Con esos vivas y esos vítores a ritmo de pasodoble torero y con ese confesionalismo antidemocrático e inmoral no me identifico ni lo más mínimo
Soy de los que opinan que la felicidad es un derecho inherente y adquirido por el hecho de estar vivo. Soy de los que creen, además, que la felicidad no es algo que caiga del cielo, sino algo que se aprende y se ejercita; y sobre todo es algo que se siente y que se vive. Algunos piensan que la felicidad es una moda de estos tiempos en que se habla de ella, porque durante siglos ha sido, para la mayoría, una utopía y una quimera. Yo no creo que sea una moda, sino, ya digo, un derecho del que nos alejan todo lo que pueden porque la gente feliz es mucho menos sumisa y manipulable. Si se quiere someter, manipular y explotar a una sociedad nada mejor que alejarla de la alegría y de la libertad, y sumirla en la culpa, el miedo y el temor al castigo. ¡Ah! Y en la ignorancia, para que la ecuación sea perfecta. No hay más que ver lo efectivo que ha sido ese “valle de lágrimas” oprimiendo nuestras conciencias.
Sin embargo, lo cierto es que, según nos cuentan los científicos, nuestros cerebros están diseñados mucho más para albergar la felicidad que la desdicha. Y lo cierto es que poco a poco se ha ido asumiendo la idea de que la búsqueda de la felicidad no es un pecado o una temeridad impía, sino el principal derecho que ostentamos por el hecho de haber nacido. Cualquier otra disquisición supuestamente moral, filosófica o teológica no es más que un pretexto para justificar la opresión, el abuso y la tiranía; de ahí que, parafraseando a Ibsen, la búsqueda de la felicidad sea la mayor de las rebeldías.

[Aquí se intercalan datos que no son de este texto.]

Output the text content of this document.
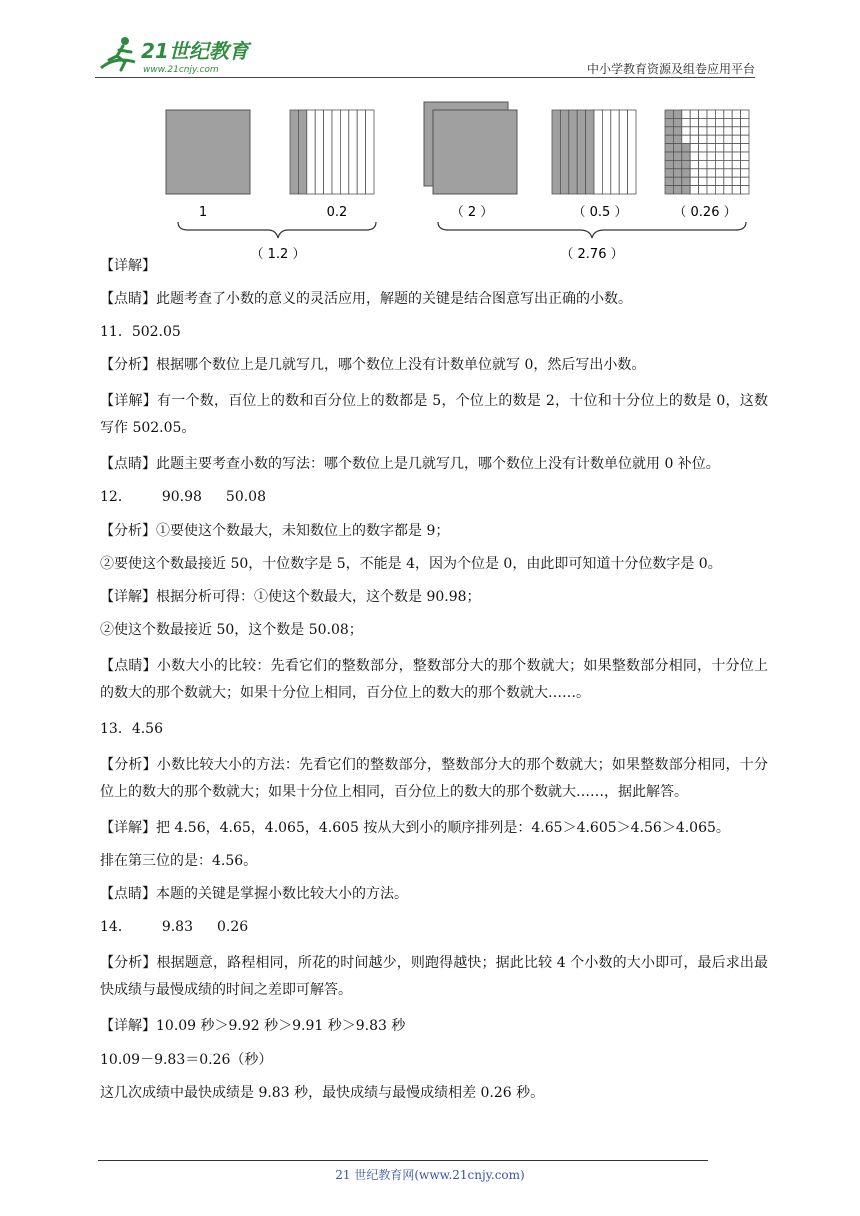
21世纪教育
www.21cnjy.com	中小学教育资源及组卷应用平台
1	0.2	（ 2 ）	（ 0.5 ）	（ 0.26 ）
（ 1.2 ）	（ 2.76 ）

【详解】

【点睛】此题考查了小数的意义的灵活应用，解题的关键是结合图意写出正确的小数。

11．502.05

【分析】根据哪个数位上是几就写几，哪个数位上没有计数单位就写 0，然后写出小数。

【详解】有一个数，百位上的数和百分位上的数都是 5，个位上的数是 2，十位和十分位上的数是 0，这数写作 502.05。

【点睛】此题主要考查小数的写法：哪个数位上是几就写几，哪个数位上没有计数单位就用 0 补位。

12． 90.98 50.08

【分析】①要使这个数最大，未知数位上的数字都是 9；

②要使这个数最接近 50，十位数字是 5，不能是 4，因为个位是 0，由此即可知道十分位数字是 0。

【详解】根据分析可得：①使这个数最大，这个数是 90.98；

②使这个数最接近 50，这个数是 50.08；

【点睛】小数大小的比较：先看它们的整数部分，整数部分大的那个数就大；如果整数部分相同，十分位上的数大的那个数就大；如果十分位上相同，百分位上的数大的那个数就大……。

13．4.56

【分析】小数比较大小的方法：先看它们的整数部分，整数部分大的那个数就大；如果整数部分相同，十分位上的数大的那个数就大；如果十分位上相同，百分位上的数大的那个数就大……，据此解答。

【详解】把 4.56，4.65，4.065，4.605 按从大到小的顺序排列是：4.65＞4.605＞4.56＞4.065。

排在第三位的是：4.56。

【点睛】本题的关键是掌握小数比较大小的方法。

14． 9.83 0.26

【分析】根据题意，路程相同，所花的时间越少，则跑得越快；据此比较 4 个小数的大小即可，最后求出最快成绩与最慢成绩的时间之差即可解答。

【详解】10.09 秒＞9.92 秒＞9.91 秒＞9.83 秒

10.09－9.83＝0.26（秒）

这几次成绩中最快成绩是 9.83 秒，最快成绩与最慢成绩相差 0.26 秒。

21 世纪教育网(www.21cnjy.com)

Pero hay alegrías que nos parecen insólitas y, como poco, nos sorprenden. Algo así me ha ocurrido, como a media España, hace unos días, cuando veía el vídeo grabado en Lourdes de un rato de jarana y “alegría” de la peregrinación de monjas, curas y guardias civiles españoles; un vídeo que muestra cómo, totalmente desinhibidos miembros de la curia, el ámbito monjil y miembros de la benemérita bailaban una conga al ritmo de un pasodoble casposo y patrio que exalta el fanatismo de los que, por sistema, rechazan lo ajeno y vitorean lo propio. En fin, ya sabemos; es eso que venimos llamando la España negra y profunda, resurgida intensamente desde que la derecha neoliberal la ha resucitado sin piedad.
Digo que es una “alegría” insólita y sorprendente porque curiosamente suelen ser esos ámbitos de la España cañí los que se ocupan muy mucho de sembrar y perpetuar las miserias y las tristezas patrias, que son muchas. Cuesta ver a curas, monjas o guardias civiles sonriendo y disfrutando de las alegrías de la vida, y cuesta asimilar ver a monjas y curas bailando a ritmo de “Viva España”; aunque probablemente fue esa letra, hortera con ganas, hay que reconocerlo, la que encendiera la chispa festiva, jocosa y jaranera que obrara el milagro. Porque, reconozcámoslo, ver bailando a esa gente, tan adepta y adicta al valle de lágrimas y a las cosas como dios manda, parece todo un milagro.
Aunque, claro, yo no soy una patriota, porque con esos vivas y esos vítores a ritmo de pasodoble torero y con ese confesionalismo antidemocrático e inmoral no me identifico ni lo más mínimo. Quizás soy como Fernando Trueba quien, en su brillante discurso tras recoger el Premio Nacional de Cinematografía 2015, dijo: “Nunca me he sentido español, ni cinco minutos en mi vida (…) …culturalmente Cervantes me gusta, pero no más que James o Balzac. Me gusta Velázquez, pero también Rembrandt. La música que me gusta es el jazz. Debo estar equivocado. Tengo conflictos con la palabra nacional”.
Seguramente yo tengo también ese tipo de conflictos. Declararse español, dependiendo de en qué contexto, puede resultar realmente cutre y vergonzoso. Porque si sentirse español tiene mínimamente algo que ver con ese vídeo bochornoso, con esa situación cómica de puro casposa y surrealista, como otras tantas, me declaro apátrida y ciudadana del mundo. Afortunadamente, y es un consuelo, existe otra España, aunque últimamente se encuentre poco visible; y la Asociación Unificada de Guardias Civiles (AUGC) ha tachado de vergonzosas esas actitudes y esas peregrinaciones que “dejan en muy mal lugar la imagen del cuerpo”. La conga de la vergüenza, se viene llamando. Y se costea, como tantas otras cosas vergonzosas, con dinero público, con dinero de todos. Eso es lo más vergonzoso de todo. España cañí.